One can only help but think that His Holiness judges nations on a sliding scale. Some are superior, some are inferior. Some deserve to hear him defend the full dignity of the human individual, created in the image of God. Some don’t.
And one cannot help but think of the shortest and most beautiful sentence in the New Testament. John 11:35: “Jesus wept.”
From the BBC, also responsible for Monty Python, Top Gear, and nearly every show PBS relies upon during its fundraising pledge drives.
Pope urges religions to root out fundamentalism
Pope Benedict XVI has called on Christians, Muslims and Jews to “root out” religious fundamentalism, on the first day of his trip to Lebanon.
His three-day visit marks the first papal trip to the country in 15 years.
During his stay, the pontiff will meet politicians and leaders from Lebanon’s 18 religious groups, many of whom are divided over the conflict in Syria.
The visit coincides with protests erupting across the Middle East and Asia over a film mocking Islam.
“Religious fundamentalism seeks to take power for political ends, at times using violence, over the individual conscience and over religion,” the Pope said.
“All religious leaders in the Middle East [should] endeavour, by their example and their teaching, to do everything possible to uproot this threat, which indiscriminately and fatally affects believers.”
The pontiff’s exhortations were made public as he signed recommendations on how to improve the lives of the Christian minority, making up 40% of Lebanon’s population, and its relations with Islam and Judaism.
Syria remains the defining issue in Lebanese politics – and Pope Benedict will find his followers deeply divided in that respect.
He also called for an end to the conflict in neighbouring Syria. Lebanon – including its Christian community – is deeply divided over the unrest there.
On his flight to Lebanon, the Pope told reporters that Syrian arms imports were a “grave sin”.
Pope Benedict described the Arab Spring as “a desire for more democracy, for more freedom, for more co-operation and for a renewed Arab identity”.

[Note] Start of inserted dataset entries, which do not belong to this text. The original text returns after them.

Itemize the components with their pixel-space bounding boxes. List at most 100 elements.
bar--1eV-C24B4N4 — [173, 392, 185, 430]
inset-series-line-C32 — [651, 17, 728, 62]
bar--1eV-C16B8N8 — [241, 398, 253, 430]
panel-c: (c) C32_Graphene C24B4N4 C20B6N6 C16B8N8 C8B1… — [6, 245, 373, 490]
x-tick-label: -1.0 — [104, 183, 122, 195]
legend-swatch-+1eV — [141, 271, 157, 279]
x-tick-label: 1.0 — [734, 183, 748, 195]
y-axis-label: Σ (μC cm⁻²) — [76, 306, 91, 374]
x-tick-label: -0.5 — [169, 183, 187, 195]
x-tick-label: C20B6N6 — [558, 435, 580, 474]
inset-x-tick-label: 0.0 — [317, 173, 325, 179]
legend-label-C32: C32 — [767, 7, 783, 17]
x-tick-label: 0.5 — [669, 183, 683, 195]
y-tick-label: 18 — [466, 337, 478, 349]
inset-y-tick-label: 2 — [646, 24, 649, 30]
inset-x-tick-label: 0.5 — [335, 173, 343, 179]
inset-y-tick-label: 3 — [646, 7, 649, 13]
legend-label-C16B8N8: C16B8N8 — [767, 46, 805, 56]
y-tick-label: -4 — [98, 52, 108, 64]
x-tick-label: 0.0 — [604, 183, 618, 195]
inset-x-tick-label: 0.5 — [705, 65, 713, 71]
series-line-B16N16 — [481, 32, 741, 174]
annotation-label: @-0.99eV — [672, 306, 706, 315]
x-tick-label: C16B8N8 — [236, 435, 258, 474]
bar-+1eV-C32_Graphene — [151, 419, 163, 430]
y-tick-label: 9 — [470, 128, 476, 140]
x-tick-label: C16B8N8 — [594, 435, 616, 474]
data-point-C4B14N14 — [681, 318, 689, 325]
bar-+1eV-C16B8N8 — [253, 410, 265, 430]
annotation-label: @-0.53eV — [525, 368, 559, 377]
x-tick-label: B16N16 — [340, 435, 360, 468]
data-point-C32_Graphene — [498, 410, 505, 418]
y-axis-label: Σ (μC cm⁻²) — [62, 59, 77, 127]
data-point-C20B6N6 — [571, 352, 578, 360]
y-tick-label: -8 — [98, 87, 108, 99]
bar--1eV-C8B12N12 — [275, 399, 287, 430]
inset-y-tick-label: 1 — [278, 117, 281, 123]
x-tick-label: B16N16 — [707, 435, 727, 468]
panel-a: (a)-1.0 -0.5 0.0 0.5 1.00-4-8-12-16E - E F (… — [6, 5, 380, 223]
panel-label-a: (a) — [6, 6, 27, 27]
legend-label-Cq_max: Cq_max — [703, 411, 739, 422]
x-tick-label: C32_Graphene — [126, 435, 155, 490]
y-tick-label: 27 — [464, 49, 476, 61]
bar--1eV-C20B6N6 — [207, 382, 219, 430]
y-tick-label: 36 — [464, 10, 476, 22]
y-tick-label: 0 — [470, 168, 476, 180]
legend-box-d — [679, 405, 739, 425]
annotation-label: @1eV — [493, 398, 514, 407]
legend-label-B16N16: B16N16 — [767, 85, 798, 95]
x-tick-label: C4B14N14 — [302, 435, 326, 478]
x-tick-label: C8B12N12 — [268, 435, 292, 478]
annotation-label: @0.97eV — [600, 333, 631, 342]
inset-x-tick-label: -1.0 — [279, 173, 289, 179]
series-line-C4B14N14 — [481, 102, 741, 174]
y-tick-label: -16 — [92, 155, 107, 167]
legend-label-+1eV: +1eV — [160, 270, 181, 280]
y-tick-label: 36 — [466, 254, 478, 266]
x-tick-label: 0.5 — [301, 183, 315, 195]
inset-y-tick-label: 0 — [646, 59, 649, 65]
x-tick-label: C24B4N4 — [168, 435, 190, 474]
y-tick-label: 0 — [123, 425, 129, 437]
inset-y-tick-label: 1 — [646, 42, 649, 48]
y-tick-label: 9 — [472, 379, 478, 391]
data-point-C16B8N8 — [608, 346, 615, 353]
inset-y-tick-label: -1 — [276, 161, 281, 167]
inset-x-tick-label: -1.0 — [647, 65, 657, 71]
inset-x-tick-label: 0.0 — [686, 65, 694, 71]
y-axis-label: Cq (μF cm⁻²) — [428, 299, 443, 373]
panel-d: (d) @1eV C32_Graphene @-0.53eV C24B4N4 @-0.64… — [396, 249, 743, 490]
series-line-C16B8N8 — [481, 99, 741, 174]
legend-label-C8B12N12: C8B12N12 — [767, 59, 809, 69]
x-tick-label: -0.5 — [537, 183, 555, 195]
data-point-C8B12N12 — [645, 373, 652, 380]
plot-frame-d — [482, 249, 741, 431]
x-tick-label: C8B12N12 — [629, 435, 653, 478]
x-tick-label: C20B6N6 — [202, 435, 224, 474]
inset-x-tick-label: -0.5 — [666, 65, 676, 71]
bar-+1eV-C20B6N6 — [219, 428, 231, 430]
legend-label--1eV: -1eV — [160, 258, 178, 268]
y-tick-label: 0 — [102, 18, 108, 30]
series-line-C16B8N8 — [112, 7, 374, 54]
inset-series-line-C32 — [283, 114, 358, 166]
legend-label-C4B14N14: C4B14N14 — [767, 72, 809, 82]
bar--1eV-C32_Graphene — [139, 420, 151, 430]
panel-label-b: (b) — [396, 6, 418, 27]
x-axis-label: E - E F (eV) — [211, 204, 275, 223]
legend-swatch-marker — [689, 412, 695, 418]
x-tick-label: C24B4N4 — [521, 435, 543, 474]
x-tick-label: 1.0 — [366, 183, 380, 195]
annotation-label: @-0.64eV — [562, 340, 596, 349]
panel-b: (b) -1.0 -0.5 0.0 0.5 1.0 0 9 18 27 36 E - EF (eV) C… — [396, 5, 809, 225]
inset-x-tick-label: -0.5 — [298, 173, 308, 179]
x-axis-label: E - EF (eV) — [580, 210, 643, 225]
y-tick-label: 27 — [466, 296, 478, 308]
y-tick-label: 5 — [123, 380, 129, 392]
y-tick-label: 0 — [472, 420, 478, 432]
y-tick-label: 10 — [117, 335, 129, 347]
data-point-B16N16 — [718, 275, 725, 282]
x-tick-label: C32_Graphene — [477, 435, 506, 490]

He was welcomed at Beirut airport by Lebanon’s President Michel Suleiman with a 21-gun salute, and with church bells ringing out around the country.
The Pope told President Suleiman he was visiting the country as a “pilgrim of peace”.
He added: “The successful way the Lebanese all live together surely demonstrates to the whole Middle East and to the rest of the world that, within a nation, there can exist co-operation between the various churches and at the same time coexistence and respectful dialogue between Christians and their brethren of other religions.”